La storia di Petar Sucic è un intreccio di calcio e vita semplice, fatta di radici forti e ricordi bucolici. Cresciuto a Bugojno, in un piccolo villaggio dove la sua famiglia gestisce una fattoria, il centrocampista ha raccontato a DAZN nel format On Board le sue origini. Da bambino, infatti, aiutava spesso il padre a gestire la fattoria: “Mi piaceva quello stile di vita, ero molto felice e passavo le giornate all’aperto. È una parte della mia vita che non dimenticherò mai“.
L’amore per il pallone è arrivato presto, accompagnato dall’entusiasmo di un contesto genuino. Nella sua Bugojno ha mosso i primi passi calcistici e i ricordi di quell’infanzia, tra campi verdi e vita di paese, restano per lui fondamentali. Ma la svolta è arrivata con il debutto in Champions League con la Dinamo Zagabria: una notte indimenticabile, sotto la pioggia battente, in cui ha segnato uno dei gol più belli della sua carriera.
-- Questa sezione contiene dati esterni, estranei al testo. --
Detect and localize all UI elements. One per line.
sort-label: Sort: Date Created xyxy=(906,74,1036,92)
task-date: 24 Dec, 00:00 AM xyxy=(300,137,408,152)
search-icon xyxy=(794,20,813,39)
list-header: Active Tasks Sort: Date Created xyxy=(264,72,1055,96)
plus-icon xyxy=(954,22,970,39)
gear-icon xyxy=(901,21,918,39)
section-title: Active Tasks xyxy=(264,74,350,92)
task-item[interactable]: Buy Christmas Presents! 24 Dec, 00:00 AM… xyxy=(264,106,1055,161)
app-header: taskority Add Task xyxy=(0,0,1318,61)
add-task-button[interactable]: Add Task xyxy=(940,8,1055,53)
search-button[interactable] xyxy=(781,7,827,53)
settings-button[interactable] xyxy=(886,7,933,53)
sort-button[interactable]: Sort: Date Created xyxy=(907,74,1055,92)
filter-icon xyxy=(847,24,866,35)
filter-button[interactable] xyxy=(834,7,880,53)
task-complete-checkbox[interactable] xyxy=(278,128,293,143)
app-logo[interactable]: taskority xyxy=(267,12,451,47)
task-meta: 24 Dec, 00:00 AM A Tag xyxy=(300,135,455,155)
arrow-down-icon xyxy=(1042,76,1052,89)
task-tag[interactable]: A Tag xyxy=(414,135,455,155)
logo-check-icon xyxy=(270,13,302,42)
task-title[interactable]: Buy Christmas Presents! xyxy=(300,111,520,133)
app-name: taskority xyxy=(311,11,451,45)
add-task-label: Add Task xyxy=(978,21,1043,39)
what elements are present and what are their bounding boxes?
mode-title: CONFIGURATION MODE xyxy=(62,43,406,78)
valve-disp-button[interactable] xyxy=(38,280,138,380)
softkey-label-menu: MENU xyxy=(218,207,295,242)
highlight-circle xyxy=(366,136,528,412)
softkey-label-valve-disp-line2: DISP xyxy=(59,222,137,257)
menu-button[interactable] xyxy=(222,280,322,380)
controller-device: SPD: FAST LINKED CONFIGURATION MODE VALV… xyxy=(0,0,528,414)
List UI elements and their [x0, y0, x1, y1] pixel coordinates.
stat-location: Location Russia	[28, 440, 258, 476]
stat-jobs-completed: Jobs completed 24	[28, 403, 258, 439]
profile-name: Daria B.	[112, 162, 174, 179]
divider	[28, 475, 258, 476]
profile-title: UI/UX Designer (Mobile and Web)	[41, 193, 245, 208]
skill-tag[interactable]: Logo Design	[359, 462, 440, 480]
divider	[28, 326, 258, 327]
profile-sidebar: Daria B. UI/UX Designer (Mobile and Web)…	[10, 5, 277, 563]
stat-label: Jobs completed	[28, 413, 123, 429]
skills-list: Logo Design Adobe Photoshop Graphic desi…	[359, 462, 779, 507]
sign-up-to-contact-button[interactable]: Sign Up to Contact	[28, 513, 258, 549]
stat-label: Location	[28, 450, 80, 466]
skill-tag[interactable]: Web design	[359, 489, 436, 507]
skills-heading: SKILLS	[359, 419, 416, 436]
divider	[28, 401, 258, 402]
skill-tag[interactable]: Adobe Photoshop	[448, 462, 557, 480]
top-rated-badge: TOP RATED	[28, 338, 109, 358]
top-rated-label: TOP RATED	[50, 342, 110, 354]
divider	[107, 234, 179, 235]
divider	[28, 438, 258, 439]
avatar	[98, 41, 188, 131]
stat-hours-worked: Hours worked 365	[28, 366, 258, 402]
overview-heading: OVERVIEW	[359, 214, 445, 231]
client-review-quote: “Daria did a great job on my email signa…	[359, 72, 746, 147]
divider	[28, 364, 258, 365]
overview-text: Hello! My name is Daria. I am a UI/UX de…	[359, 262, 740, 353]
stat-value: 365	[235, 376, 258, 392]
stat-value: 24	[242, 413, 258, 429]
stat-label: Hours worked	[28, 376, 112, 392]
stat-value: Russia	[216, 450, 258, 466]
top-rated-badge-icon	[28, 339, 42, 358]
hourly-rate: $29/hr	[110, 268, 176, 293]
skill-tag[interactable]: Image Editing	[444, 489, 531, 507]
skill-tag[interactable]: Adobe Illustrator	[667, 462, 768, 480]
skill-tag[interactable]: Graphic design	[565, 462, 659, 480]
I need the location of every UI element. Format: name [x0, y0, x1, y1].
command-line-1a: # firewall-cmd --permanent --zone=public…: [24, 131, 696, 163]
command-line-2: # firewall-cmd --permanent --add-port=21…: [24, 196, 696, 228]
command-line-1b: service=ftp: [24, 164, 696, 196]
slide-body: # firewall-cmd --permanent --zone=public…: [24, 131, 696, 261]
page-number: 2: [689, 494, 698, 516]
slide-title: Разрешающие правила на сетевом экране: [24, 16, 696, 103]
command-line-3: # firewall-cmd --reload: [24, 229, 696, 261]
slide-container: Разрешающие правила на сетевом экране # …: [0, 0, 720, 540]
Sucic e la vita semplice lontano dai social
Sucic non nasconde la sua indole riservata: non ama trascorrere troppo tempo sui social, preferendo vivere la quotidianità senza filtri. Dopo una partita o un allenamento, ciò che desidera è solo rilassarsi con la famiglia e staccare dalla pressione mediatica. Un atteggiamento che riflette la sua formazione e i valori ricevuti sin da bambino, più legati alla vita reale che al mondo virtuale.
Un legame forte è anche quello con il cugino Luka, con cui condivide non solo i ricordi d’infanzia ma anche l’avventura in nazionale: “Quando eravamo piccoli guardavamo le partite insieme in TV, oggi giochiamo fianco a fianco con la maglia della nostra nazionale. È una storia speciale“, racconta con orgoglio. E proprio la Croazia rappresenta per Sucic il traguardo più significativo: l’esordio con la selezione è stato un momento carico di emozioni, una tappa che lo rende, come dice lui stesso, “il ragazzo più felice al mondo“.